Nickel-catalyzed synthesis of nanoporous organic frameworks and their potential use in gas storage applications

Abstract

The synthesis of highly nanoporous organic frameworks (NPOFs) has been established using nickel(0)-catalyzed Yamamoto coupling reactions, which has afforded highly porous polymers featuring remarkable chemical and thermal stability. Treatment of 1,3,5-tris(4-bromophenyl)benzene, 1,2,4,5-tetrakis(4-bromophenyl)benzene, or 1,3,5,7-tetrakis(4-iodophenyl)adamantane with Ni(cod)2 in DMF at 80°C for 48 h afforded the nanoporous organic frameworks, NPOF-1, NPOF-2, and NPOF-3, respectively, as white powders in quantitative yields.
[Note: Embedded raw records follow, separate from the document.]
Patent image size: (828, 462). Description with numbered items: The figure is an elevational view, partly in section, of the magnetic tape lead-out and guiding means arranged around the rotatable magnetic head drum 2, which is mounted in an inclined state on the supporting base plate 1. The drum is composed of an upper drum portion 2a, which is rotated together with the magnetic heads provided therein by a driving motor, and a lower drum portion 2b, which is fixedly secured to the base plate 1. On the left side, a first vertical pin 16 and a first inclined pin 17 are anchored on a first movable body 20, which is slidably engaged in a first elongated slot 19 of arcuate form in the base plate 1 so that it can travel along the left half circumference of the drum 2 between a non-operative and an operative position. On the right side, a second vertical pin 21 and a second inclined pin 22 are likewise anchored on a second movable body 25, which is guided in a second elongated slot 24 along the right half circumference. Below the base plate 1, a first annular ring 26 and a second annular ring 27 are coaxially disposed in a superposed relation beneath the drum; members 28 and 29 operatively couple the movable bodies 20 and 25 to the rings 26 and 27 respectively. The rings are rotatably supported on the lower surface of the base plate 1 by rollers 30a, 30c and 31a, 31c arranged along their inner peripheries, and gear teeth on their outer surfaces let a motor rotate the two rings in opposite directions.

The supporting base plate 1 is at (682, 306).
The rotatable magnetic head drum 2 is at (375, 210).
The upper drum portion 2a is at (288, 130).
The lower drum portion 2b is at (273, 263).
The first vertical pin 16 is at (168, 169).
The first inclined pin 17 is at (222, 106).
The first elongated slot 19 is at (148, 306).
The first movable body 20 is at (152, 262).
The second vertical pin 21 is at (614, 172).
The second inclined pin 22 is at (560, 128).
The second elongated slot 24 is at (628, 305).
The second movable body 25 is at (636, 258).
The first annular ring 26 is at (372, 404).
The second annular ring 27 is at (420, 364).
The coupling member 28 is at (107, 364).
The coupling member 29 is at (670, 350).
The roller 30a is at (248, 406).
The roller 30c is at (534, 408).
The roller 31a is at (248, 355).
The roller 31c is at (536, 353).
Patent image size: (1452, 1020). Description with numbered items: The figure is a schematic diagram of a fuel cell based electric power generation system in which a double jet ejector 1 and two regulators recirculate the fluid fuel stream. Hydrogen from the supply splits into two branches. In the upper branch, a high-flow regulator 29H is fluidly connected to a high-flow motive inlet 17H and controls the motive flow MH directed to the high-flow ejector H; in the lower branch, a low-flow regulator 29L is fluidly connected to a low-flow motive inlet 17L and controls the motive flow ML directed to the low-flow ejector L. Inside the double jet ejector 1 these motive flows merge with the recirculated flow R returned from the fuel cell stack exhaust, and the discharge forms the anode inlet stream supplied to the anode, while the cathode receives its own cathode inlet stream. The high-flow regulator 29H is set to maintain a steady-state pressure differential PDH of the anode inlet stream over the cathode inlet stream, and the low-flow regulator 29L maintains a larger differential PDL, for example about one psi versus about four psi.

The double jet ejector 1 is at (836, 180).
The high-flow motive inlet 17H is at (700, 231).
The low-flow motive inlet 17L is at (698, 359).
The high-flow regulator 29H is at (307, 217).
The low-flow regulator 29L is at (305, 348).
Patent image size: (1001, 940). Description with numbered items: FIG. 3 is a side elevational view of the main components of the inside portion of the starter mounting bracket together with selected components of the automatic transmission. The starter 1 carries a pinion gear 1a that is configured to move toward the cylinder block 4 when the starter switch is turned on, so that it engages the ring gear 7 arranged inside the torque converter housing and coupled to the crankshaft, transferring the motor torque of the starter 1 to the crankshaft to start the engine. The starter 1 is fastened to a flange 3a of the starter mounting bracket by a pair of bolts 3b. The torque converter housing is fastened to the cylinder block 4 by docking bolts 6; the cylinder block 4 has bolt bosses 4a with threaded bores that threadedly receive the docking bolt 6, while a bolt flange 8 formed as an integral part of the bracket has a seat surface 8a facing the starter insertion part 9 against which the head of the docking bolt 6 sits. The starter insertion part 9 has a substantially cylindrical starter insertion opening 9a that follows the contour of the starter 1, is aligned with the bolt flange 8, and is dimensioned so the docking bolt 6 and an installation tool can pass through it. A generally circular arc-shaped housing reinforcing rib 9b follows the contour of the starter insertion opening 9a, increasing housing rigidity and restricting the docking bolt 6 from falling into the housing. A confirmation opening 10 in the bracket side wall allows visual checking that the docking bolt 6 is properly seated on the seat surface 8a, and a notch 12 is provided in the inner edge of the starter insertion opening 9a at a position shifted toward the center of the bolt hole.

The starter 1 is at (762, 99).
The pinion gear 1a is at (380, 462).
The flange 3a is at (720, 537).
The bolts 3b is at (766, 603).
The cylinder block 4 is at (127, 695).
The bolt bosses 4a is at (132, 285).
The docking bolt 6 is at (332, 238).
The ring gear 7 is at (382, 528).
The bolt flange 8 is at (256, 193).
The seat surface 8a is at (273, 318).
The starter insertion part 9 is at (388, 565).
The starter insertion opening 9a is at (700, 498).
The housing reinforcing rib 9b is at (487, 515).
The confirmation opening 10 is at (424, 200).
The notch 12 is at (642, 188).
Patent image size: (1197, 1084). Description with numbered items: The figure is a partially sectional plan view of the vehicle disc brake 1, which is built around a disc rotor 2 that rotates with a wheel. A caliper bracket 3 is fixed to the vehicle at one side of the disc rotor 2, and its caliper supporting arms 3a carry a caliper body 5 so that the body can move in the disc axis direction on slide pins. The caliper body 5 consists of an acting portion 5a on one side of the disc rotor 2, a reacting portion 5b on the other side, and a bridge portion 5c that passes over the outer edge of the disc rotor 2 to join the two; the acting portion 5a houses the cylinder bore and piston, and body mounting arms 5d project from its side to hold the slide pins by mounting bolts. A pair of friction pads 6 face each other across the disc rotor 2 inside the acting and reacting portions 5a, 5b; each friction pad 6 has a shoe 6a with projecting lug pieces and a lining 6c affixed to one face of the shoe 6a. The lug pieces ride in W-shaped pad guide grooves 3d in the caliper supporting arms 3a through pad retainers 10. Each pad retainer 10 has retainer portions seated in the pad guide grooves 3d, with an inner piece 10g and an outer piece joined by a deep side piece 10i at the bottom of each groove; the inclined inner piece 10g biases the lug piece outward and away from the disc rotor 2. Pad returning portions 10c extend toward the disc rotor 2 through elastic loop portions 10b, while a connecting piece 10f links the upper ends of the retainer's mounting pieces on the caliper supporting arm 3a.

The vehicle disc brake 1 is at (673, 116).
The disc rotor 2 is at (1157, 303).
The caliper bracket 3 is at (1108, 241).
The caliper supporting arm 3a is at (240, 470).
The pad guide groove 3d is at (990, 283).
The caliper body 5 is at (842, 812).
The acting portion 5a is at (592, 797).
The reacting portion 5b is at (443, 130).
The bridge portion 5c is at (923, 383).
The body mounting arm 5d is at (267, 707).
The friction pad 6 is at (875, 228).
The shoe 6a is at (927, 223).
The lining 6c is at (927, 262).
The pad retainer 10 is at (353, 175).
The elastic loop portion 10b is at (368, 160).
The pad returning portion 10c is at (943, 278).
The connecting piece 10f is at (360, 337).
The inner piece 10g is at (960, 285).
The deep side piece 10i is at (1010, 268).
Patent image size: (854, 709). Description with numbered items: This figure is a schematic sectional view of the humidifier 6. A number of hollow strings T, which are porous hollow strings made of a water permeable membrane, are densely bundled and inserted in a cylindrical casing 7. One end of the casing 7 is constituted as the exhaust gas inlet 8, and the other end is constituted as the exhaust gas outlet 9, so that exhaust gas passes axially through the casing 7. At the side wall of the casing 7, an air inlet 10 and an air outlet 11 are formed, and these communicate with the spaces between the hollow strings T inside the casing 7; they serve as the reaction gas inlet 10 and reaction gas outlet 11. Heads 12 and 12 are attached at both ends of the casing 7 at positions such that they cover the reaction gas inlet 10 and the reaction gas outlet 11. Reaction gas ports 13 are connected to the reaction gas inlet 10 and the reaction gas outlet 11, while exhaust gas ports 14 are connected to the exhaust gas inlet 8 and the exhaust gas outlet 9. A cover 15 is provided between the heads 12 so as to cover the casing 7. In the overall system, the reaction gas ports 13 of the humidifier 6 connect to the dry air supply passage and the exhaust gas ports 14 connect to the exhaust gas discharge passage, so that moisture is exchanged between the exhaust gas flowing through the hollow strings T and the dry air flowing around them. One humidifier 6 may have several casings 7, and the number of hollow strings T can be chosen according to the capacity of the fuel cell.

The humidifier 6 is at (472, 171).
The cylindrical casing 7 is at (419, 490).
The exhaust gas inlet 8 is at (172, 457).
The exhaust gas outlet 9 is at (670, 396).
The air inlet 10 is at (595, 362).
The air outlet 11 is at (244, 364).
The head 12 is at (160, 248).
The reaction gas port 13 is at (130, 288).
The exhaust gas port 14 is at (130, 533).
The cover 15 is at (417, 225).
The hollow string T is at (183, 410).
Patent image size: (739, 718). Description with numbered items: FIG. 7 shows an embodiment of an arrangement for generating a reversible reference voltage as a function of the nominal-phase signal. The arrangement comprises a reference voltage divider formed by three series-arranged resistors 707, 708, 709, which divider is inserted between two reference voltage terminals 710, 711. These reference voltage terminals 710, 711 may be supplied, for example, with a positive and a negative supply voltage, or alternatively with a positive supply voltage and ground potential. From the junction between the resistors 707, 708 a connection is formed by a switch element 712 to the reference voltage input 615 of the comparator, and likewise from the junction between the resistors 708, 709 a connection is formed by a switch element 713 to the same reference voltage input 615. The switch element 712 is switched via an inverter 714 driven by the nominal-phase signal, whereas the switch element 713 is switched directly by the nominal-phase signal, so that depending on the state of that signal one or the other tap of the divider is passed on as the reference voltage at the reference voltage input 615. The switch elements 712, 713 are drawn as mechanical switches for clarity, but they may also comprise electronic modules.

All NPOFs are insoluble in common organic solvents such as dimethylformamide, tetrahydrofuran, toluene, dichloromethane, and methanol. The chemical composition and structural aspects of NPOFs were investigated by spectral and analytical methods while porosity was examined by nitrogen porosity measurements. In spite of their amorphous nature, NPOFs exhibit permanent porosity and high Langmuir surface areas (NPOF-1: 2,635 m2 g−1; NPOF-2: 4,227 m2 g−1; NPOF-3: 2,423 m2 g−1), which make them attractive for subsequent use in gas storage and separation applications, among others. The performance of NPOFs in hydrogen storage was evaluated at 1 bar and 77 K and revealed that these highly porous architectures can store up to 1.45 wt% of hydrogen.